Passeio pela Literatura - 3
“O Ateneu” é
um texto destacável por vários motivos – o primeiro é este: trata-se de um
livro emocional, tido por muitos apreciadores como uma vingança do narrador (e
mesmo do autor, que frequentou escola semelhante, o Colégio Abílio, de
propriedade de Abílio César Borges, Barão de Macaúbas) contra a escola em que
estudou. Nesse contexto, o relato não apresenta nem a isenção, nem a
objetividade do Realismo. A narração é feita pela personagem Sérgio, que vai
estudar no Ateneu, colégio carioca responsável pela formação da elite nacional
no final do século XIX. Lá conhece uma dura realidade, oposta à que tinha no
seio familiar, e as experiências a que ficou exposto mostram os descaminhos
morais da classe dominante brasileira. Desse modo, sua raiva e sua revolta
turvam a descrição, que, exagerada, confunde o leitor, o qual tende a não
acreditar de todo naquele relato caricatural.
O segundo é a maestria com que
sugere a brutalidade do ambiente com “pinceladas” impressionistas, as quais
transferem para o leitor toda a confecção da cena ambiental; na época, o
ideário determinista pregava que o meio (ladeado pela raça e pelo momento
histórico) determinava o ser humano.
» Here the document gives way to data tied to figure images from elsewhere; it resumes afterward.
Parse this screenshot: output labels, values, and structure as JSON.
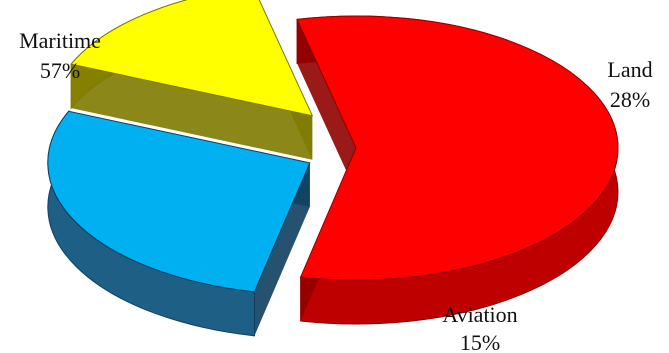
{
  "chart_data": {
    "type": "pie",
    "title": "",
    "slices": [
      {
        "label": "Maritime",
        "value": 57,
        "percent_label": "57%",
        "color": "#ff0000",
        "side_color": "#bf0000",
        "dark_color": "#8f0000"
      },
      {
        "label": "Land",
        "value": 28,
        "percent_label": "28%",
        "color": "#00b0f0",
        "side_color": "#1e5f86",
        "dark_color": "#0f3f5f"
      },
      {
        "label": "Aviation",
        "value": 15,
        "percent_label": "15%",
        "color": "#ffff00",
        "side_color": "#b8b300",
        "dark_color": "#7f7a00"
      }
    ],
    "legend": "none",
    "style": "3d-exploded-pie"
  }
}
No caso do romance em questão, o meio
degradador é o Ateneu, um colégio que, de fora, parece admirável, mas, de
dentro, se revela cruel e hostil, na sua implacável hipocrisia: os personagens,
para sobreviver, têm de mentir, mostrar-se subservientes, manipular,
disfarçar... A personagem Franco, por
exemplo, em virtude da franqueza adiantada pelo seu nome, foi vencida pela
hipocrisia dominante e morreu em abandono total. Dessa forma, o livro se
aproxima não só do Impressionismo e do Realismo, mais ainda do Naturalismo −
tendência muito forte na época −, à medida que se constrói também a partir
dessa ideia de que o meio forja implacavelmente o ser humano, tirando dele toda
a possibilidade de escolha e autogestão.
Esse conjunto
de pressupostos, depois das ideias de Sigmund Freud, nos parece hoje
ultrapassado. Mas a mentalidade cientificista do final do século XIX o
aceitava, e vários escritores do período, principalmente brasileiros, basearam
nela suas obras, a exemplo de Aluísio Azevedo, autor de “O cortiço”, exemplar
tão perfeito desse contexto, que morreu com ele.